Our study suggests that many clinicians use DCIS grade not only to consider the use of additional radiotherapy, but also the use of SLNB. Ongoing clinical trials aiming to identify a subgroup of low risk DCIS also base identification of this subgroup on histologic grade [40, 41]. DCIS grading is based on morphologic characteristics, such as growth pattern, cytoplasmatic feature, nuclear pleomorphism and mitotic activity. Since diagnostic criteria are not always clear, differences in morphological interpretation do make the accuracy of DCIS grading questionable [42, 43]. Consequently, histologic grading of DCIS is currently not meeting high enough standards [44]. Improvement of the accuracy is extremely relevant, since grade is the most important determinant for the management of DCIS at the moment. Recent studies on molecular alteration driving the progression of DCIS towards invasive breast cancer, show that gene expression profiling can possibly improve the ability to predict progression to invasive breast cancer [45,46,47]. This suggests that more effective methods of detecting, diagnosing and treating DCIS can be developed based on targeting these genes, resulting in more individualized treatments in the near future. However, gene expression profiling is still very expensive and recent studies suggest that the use of a free-of-charge online Nomogram (available online at www.nomograms.org) is concordant with those obtained using the commercially available DCIS scores for women aged 50 years or older with small DCIS (≤ 2.5 cm) [48].

This study has several limitations. The study population, selected from the NCR, was not manually controlled using the PALGA database. A previous study by Elshof et al., also using data from the NCR, has shown that not all DCIS patients in the NCR database consisted of pure DCIS when checked in the PALGA database [14]. Therefore, our results on the iRFS must be interpreted considering this misclassification, especially in the older years, which may have caused a too low iRFS rate. Furthermore, the follow-up in our iRFS analysis for recent years (2011–2018) is still short. In addition, the iRFS analysis only contains invasive relapses. Data on non-invasive relapse were not available. Data on overall survival were not included in this study, since it has already been described that DCIS patients have a higher risk of dying from breast cancer compared with the general female population, but absolute ten-year risks are very low [49].

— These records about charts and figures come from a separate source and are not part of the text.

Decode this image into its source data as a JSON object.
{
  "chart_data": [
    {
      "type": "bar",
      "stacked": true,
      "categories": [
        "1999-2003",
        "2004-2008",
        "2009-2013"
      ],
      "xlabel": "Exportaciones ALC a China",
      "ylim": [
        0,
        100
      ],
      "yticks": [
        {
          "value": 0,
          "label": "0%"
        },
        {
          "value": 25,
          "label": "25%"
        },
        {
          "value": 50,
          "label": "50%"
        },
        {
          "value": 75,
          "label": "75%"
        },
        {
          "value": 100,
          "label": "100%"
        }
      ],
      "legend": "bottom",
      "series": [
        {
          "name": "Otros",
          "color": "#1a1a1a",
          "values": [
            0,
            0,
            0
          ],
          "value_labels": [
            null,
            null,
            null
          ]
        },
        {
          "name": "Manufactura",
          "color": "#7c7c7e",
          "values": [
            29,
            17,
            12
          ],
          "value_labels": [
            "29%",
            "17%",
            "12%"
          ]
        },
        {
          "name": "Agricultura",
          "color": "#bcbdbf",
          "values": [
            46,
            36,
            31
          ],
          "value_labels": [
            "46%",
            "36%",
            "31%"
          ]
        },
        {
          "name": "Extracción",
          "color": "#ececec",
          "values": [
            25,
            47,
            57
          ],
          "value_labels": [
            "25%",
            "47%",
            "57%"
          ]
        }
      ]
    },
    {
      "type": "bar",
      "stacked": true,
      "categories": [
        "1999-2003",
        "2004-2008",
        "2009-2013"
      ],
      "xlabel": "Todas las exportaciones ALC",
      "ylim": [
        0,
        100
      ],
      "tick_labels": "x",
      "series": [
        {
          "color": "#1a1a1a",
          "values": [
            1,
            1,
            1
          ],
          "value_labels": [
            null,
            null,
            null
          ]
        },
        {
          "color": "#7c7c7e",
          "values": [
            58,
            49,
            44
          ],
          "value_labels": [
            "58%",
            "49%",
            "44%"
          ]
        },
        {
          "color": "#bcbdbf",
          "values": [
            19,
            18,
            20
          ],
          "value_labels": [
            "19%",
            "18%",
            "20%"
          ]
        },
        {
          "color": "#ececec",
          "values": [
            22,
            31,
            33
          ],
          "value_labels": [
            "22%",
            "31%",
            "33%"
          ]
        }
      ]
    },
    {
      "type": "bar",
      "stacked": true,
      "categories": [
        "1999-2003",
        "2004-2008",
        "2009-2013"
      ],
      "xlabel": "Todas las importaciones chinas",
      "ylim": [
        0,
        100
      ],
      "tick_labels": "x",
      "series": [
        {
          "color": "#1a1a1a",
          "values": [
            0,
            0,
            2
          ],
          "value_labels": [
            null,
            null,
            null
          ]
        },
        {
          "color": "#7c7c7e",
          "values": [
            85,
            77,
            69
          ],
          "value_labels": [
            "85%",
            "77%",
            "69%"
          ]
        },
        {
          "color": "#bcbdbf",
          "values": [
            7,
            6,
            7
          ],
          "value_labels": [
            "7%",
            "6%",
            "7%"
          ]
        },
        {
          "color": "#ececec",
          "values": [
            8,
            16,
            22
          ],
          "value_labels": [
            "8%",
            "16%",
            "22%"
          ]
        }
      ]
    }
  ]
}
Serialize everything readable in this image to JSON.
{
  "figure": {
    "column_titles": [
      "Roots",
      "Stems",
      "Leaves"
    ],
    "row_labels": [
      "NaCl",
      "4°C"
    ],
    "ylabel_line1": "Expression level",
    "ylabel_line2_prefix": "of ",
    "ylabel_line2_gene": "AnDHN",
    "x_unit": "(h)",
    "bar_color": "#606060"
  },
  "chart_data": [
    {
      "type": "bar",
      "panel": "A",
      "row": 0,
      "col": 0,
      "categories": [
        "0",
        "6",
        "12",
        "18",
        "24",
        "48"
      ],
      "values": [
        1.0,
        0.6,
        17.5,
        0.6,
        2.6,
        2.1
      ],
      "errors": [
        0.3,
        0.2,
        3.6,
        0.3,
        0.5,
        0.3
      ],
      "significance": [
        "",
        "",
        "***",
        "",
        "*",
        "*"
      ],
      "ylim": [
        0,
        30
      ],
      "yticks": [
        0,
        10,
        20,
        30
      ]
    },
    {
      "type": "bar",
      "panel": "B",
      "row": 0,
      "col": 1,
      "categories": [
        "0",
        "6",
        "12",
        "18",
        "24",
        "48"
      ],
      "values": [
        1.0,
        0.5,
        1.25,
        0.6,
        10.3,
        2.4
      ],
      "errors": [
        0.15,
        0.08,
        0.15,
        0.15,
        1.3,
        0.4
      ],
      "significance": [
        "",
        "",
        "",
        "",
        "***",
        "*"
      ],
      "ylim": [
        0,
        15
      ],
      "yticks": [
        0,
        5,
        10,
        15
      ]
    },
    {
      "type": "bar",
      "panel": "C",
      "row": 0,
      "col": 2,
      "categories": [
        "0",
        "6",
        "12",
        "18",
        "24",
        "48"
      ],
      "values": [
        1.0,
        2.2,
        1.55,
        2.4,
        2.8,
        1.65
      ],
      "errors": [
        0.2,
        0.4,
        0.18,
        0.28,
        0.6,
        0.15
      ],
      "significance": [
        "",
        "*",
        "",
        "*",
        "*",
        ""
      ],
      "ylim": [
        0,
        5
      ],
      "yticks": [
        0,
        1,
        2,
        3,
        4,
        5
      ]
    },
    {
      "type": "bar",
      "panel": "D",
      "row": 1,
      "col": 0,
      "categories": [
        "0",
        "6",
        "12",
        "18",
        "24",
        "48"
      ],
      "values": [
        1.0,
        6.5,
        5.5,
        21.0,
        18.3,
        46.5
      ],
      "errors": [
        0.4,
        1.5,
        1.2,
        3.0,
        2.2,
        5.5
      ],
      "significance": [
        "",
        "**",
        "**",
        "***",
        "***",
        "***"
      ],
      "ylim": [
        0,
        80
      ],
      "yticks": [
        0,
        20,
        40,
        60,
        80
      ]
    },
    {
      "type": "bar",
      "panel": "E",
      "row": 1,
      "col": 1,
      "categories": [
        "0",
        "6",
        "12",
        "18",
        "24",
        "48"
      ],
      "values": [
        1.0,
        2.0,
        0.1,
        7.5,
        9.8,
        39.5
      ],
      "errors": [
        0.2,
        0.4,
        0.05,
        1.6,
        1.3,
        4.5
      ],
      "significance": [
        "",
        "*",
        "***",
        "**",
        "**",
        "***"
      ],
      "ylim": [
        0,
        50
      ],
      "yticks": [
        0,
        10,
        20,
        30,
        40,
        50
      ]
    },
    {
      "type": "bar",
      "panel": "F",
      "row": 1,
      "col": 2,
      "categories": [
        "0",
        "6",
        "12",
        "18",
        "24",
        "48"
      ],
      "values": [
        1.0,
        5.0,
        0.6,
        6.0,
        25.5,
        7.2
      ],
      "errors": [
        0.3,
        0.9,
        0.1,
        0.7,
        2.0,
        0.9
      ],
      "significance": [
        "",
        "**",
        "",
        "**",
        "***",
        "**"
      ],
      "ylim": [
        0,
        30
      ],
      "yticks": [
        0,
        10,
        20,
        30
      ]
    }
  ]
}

In conclusion, the use of BCS, radiotherapy and axillary staging in patients with DCIS varies over time. The incidence of BCS increased over the years with a decline in the use of adjuvant radiotherapy and SLNB, especially for low grade DCIS, in more recent years. The lack of consensus in recent literature reflects our limited knowledge about the natural progression of untreated DCIS. Because of this dilemma, current treatment protocols may be too defensive and result in overtreatment of many women. Therefore, more research is needed to help prevent overdiagnosis and overtreatment in the future.